Relay-Assisted Cooperative Communication Networks

This work is supported by the National
High-Tech Research and Development Plan of China (“863” Program) under Grant No. 2007AA01Z262, National Natural Science Foundation of China under Grant Nos. 60672093 and 60496310, and National Basic Research Program of China (“973” Program) under Grant No. 2007CB310603.

     International Mobile Telecommunications-Advanced (IMT-Advanced), the formal name of Beyond 3G (B3G) systems defined by the International Telecommunication Union (ITU), requires 100 Mb/s-1 Gb/s data rates for mobile communications, which are at least 10 times higher than the rate requirement of High Speed Download Packet Access (HSDPA) system, and hardly fulfilled in legacy cellular networks. It is unavoidable to reduce the coverage of legacy cells in order to implement such high rates, in other words, it is necessary to increase the number of Base Stations (BSs). However, the increase will definitely raise operator’s networking cost and decline its competence in the market. The basic idea of radio relaying[1-3] is to employ relay nodes, reprocess BS signals and resend them out. Multi-hop relaying can, on one hand, expand the cell coverage to reduce dead spots during communications, and on the other hand, it can transfer traffic in hot spots to reach load balance. In additions, radio relaying saves the transmitting power of terminals, which may prolong battery life.

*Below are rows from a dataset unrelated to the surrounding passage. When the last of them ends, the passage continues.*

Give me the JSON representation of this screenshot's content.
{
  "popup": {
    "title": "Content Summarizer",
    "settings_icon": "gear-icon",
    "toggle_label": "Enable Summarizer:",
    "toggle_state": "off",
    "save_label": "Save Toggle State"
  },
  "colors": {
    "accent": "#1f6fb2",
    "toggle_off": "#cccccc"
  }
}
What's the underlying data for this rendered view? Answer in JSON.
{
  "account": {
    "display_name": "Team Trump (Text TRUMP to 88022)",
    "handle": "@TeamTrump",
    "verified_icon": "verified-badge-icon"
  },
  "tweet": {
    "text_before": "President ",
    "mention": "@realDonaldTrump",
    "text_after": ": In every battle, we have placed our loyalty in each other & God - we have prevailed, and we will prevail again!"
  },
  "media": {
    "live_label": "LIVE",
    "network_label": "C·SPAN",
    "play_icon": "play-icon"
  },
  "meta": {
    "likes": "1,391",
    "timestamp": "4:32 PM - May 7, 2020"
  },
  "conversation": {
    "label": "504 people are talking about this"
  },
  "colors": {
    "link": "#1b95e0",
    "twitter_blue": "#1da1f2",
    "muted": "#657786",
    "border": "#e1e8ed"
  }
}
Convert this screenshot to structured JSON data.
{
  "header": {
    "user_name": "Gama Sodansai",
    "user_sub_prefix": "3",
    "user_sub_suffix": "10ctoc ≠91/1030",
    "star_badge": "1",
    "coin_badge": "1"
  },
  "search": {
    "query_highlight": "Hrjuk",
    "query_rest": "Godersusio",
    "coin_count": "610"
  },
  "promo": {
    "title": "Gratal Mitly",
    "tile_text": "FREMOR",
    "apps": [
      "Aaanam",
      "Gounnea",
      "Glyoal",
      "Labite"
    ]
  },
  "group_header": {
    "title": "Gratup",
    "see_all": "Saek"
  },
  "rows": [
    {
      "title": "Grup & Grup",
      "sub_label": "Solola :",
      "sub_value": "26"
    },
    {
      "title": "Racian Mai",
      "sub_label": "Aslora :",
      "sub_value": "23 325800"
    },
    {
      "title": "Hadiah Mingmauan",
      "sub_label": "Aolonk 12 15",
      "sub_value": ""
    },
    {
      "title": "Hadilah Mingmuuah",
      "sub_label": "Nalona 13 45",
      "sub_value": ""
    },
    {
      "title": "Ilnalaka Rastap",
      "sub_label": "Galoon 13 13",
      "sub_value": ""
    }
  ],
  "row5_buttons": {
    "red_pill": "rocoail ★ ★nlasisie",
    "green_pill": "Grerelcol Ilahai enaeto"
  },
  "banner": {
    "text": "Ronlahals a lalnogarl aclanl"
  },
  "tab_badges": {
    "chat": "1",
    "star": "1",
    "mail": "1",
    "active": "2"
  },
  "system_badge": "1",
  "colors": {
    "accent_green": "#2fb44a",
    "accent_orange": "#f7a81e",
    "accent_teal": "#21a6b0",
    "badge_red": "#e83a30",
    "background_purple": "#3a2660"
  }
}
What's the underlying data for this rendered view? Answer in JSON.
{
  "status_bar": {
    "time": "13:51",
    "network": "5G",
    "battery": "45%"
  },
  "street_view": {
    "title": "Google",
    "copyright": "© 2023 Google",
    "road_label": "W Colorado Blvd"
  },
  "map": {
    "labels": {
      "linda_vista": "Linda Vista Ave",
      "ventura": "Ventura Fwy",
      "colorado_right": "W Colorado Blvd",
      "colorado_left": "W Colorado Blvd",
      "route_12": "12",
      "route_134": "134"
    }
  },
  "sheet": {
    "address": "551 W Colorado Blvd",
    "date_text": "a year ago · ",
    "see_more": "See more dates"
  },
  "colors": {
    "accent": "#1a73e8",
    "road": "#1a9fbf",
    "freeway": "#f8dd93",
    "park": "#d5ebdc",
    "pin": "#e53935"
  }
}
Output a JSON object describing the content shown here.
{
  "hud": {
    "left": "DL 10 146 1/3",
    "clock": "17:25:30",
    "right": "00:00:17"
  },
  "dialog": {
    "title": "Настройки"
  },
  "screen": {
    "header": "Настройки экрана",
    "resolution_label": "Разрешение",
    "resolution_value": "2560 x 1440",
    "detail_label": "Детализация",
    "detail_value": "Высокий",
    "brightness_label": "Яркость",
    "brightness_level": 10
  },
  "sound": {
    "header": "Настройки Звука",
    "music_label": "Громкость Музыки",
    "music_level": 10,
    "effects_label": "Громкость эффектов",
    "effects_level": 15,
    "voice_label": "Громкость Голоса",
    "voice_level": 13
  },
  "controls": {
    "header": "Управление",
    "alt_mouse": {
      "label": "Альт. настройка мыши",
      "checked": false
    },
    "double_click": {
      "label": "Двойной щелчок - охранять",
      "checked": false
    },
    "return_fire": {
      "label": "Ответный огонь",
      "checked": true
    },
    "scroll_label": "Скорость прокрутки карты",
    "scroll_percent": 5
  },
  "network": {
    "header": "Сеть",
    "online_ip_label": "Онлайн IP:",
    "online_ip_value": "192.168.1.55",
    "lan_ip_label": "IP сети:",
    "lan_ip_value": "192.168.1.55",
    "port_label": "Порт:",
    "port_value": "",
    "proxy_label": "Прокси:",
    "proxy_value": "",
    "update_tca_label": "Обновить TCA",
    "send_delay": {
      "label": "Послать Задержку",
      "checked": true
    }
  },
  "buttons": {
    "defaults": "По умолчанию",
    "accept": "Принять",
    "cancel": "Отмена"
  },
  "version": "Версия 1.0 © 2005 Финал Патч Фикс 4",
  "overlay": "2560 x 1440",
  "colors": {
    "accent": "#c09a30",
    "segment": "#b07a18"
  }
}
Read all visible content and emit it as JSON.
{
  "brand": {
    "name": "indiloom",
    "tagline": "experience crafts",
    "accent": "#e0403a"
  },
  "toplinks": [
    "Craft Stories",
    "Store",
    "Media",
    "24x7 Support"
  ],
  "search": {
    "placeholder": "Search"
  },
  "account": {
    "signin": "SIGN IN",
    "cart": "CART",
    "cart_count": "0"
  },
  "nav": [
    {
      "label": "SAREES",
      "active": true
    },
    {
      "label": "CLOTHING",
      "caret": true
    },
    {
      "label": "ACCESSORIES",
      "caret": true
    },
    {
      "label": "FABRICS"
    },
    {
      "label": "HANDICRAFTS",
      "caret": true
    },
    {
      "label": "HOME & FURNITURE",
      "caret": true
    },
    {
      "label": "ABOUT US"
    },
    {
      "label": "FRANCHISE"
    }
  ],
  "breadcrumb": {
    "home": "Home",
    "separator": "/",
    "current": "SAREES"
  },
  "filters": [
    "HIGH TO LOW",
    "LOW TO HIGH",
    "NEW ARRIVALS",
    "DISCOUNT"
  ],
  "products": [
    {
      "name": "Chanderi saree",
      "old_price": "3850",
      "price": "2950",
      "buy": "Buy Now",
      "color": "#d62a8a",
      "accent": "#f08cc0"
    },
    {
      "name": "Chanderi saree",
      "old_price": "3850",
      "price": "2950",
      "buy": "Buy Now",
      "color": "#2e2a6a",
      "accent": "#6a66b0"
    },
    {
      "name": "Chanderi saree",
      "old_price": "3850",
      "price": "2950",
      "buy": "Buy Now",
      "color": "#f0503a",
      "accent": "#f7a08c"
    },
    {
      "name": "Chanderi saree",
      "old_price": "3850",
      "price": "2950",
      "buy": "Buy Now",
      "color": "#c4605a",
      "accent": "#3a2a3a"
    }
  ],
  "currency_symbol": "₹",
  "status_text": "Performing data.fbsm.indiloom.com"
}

     The relay-based architecture and its cooperation diversity and cooperative multipath technologies have attracted much attention worldwide. All the standards for future mobile communications systems (3GPP, 3GPP2, B3G and 4G), Wireless Local Area Network (WLAN) and broadband wireless networks (802.16j) introduce the concept of relaying, and take the problems of relay-assisted communications into account. Moreover, the Wireless World Initiative New Radio (WINNER) project has a detailed planning for ubiquitous broadband mobile radio relaying system.

1 Overview of Relay-Assisted Communications System
In the relay-assisted communications system, multiple relays form a virtual array, and cooperate with one another to work, as shown in Figure 1. The relay-assisted broadband wireless communications networking enables diversified access modes, which is its major difference from legacy wireless access systems. Mobile terminals may access wireless networks either through relay stations directly or by cooperative relaying. As an effective technology for improving network coverage quality, radio relaying is a high-cost-performance solution to broadband wireless access at high frequency bands. Generally, the relay-assisted communications system has the following advantages as a new-type networking technology:

     (1)Multiple relays can use the same time slots and frequency simultaneously, which saves radio resources;

     (2)Space diversity and space multiplexing can be used between relays to improve system capacity for transmission;

     (3)It is unnecessary for the system to greatly change the existing backbone architecture, which will enable the smooth evolution of live communications networks.

1.1 Coverage
Owing to large-scale fading, the data transmission efficiency of BS-based cell-structured communications systems gets worse along with the distance increase between users and BSs. Therefore, users in legacy cellular networks cannot really enjoy high data rates at the edge of the networks. Moreover, a BS always fails to cover every inch of its cells, because signal transmission is always influenced by geographic conditions, such as buildings in cities and underground environments. If relay stations are deployed in the areas with both weak BS coverage and the cell edges, dead spots will be effectively reduced and cell coverage will be expanded through signal relaying during communications. Compared to legacy cellular systems, the system with relay stations has wider coverage and better communications quality, based on low networking cost.

1.2 Handover
The introduction of relay nodes, especially mobile relay nodes, forces legacy transmission topologies to make changes. BS is required to manage handover between relay stations, besides users’ handover between cells. Single user’s handover in legacy cellular networks is developed into handover of both users and mobile relay stations in the relay-assisted system.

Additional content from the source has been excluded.